The mayoral role suited him well. He demonstrated a talent for coalition-building, an eye for political opportunity, and a strong streak of practicality. His governing style earned the label “Manchesterism” — a form of business-friendly socialism that seeks to blend private and public investment in areas like transportation, housing, and infrastructure.
Manchester, once a cornerstone of Britain’s industrial era and widely considered the birthplace of the Industrial Revolution, had long suffered from the decline of British manufacturing. Under Burnham’s leadership, the city experienced a resurgence, with new high-rise developments rising on former industrial land. He was particularly praised for consolidating the region’s fragmented public transit system under public control and improving its performance.
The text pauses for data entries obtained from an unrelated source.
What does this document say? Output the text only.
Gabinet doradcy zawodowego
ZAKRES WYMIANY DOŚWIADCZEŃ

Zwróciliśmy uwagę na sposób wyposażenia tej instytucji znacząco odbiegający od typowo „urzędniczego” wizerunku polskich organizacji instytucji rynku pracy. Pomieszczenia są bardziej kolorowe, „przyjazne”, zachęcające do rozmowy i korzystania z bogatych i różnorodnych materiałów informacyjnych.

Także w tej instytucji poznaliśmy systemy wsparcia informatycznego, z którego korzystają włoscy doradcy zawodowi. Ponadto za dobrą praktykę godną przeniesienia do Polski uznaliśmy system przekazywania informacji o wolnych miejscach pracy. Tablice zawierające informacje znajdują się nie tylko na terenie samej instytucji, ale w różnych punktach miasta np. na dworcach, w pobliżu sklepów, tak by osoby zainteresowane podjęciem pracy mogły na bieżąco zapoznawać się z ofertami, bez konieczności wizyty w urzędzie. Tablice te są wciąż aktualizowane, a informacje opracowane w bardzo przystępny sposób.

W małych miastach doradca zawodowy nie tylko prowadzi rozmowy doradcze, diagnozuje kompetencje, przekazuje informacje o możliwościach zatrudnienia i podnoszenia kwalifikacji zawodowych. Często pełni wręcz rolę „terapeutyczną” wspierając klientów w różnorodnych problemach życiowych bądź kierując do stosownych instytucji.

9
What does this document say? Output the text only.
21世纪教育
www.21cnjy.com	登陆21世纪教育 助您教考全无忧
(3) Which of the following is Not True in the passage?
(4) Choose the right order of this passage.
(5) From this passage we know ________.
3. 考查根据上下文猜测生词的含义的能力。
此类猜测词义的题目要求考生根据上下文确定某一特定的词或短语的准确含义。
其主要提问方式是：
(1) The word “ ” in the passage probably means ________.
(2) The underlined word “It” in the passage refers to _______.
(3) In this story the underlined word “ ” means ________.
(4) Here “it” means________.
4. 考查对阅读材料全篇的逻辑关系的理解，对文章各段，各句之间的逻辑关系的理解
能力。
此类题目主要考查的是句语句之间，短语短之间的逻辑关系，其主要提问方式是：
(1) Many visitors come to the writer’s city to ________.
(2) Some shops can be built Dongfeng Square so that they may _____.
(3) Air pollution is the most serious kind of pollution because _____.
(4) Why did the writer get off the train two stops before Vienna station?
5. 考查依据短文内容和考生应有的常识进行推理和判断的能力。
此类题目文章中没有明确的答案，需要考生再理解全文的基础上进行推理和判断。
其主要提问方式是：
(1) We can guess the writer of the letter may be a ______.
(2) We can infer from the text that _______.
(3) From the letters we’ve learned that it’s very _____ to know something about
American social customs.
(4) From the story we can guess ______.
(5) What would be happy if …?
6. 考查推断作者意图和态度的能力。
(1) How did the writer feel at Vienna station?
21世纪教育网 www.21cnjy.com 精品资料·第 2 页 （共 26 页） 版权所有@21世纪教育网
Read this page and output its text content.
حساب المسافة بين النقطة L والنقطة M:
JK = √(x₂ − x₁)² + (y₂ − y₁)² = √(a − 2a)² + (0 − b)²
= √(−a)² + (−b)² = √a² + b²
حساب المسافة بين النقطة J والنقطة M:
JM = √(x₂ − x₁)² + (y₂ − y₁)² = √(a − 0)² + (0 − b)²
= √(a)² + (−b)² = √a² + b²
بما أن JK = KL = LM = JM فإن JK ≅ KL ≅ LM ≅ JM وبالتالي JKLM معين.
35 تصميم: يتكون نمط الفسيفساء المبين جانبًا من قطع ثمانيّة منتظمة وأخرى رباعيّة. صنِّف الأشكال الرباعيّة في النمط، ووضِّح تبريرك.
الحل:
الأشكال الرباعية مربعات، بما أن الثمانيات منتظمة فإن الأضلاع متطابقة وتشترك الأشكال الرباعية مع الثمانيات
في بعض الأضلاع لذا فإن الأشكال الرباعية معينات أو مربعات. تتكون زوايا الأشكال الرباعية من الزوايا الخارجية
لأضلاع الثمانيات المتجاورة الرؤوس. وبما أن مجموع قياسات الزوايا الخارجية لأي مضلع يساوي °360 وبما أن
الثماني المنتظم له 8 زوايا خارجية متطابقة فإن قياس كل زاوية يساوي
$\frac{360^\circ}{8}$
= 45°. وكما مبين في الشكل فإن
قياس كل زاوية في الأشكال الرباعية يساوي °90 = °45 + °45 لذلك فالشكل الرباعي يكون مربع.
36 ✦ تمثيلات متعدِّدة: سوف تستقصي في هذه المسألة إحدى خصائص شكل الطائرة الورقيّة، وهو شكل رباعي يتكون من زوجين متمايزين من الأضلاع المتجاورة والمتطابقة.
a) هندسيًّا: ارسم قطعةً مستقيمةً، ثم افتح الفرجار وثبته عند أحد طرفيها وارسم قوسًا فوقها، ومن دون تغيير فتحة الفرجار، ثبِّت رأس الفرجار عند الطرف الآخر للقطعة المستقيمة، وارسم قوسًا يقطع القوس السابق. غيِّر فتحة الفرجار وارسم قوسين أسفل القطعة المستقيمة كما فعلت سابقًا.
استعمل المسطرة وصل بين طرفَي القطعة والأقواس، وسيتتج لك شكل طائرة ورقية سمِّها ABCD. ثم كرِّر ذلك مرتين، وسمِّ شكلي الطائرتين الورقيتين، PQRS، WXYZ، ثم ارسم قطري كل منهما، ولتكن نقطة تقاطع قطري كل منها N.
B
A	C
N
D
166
He traded in formal suits for jeans and dark T-shirts, talked openly about his love of bands like Oasis, The Smiths, and New Order, and spent his free time playing soccer or competing in DJ battles spinning 1990s music.
During the COVID-19 pandemic, Burnham publicly clashed with Conservative Prime Minister Boris Johnson, accusing him of taking a “London-centric” approach that unfairly penalized cities in the north. That confrontation earned him the nickname King of the North — a nod to the television series “Game of Thrones” that reflected both his regional advocacy and his broader political ambitions.
Burnham has described his time in national government as “unfinished business,” and his opportunity came when Starmer was pressured to resign by Labour colleagues worried about the party’s declining popularity.
To re-enter Parliament, Burnham needed a seat. A sitting Labour lawmaker agreed to step down, triggering a special election in the Manchester-area district of Makerfield. Burnham won decisively against the candidate from the anti-immigration party Reform UK, reinforcing his image as an electable figure.
When the contest to choose a new Labour leader opened, Burnham ran unopposed.
He has pledged to deliver “a new politics based on unity and hope” and “an economy that works for everybody,” regardless of where people live. A central part of his agenda involves expanding the powers of regional leaders, and he has announced plans to establish a satellite prime minister’s office — a “No. 10 North” — in Manchester.
Herrmann said Burnham’s greatest assets include a gift for compelling storytelling and a sense of empathy that sets him apart from most politicians. He also credited the incoming prime minister with holding “a set of principles about trying to make the country fairer, trying to bring people out of poverty, that he really does believe in.”
Critics, however, argue that Burnham’s policy platform lacks specifics — particularly around how he intends to fund his promises. He will also inherit many of the same challenges that undermined Starmer, including a sluggish economy, strained public services, and a persistent cost-of-living crisis. His background offers little preparation for foreign policy matters, from the ongoing war in Ukraine to navigating relations with U.S. President Donald Trump.
And governing a nation of 70 million people is a vastly different undertaking than leading a region of 3 million.
Still, Sacha Lord, a Manchester music entrepreneur who served as Burnham’s adviser on the nighttime economy, pushed back on any notion that the new prime minister is too soft for the job.
“He’s not scared of locking horns with people,” Lord said. “Everybody thinks Andy’s this nice, cheeky-chappy guy. But trust me, when he wants something … he tends to get it.”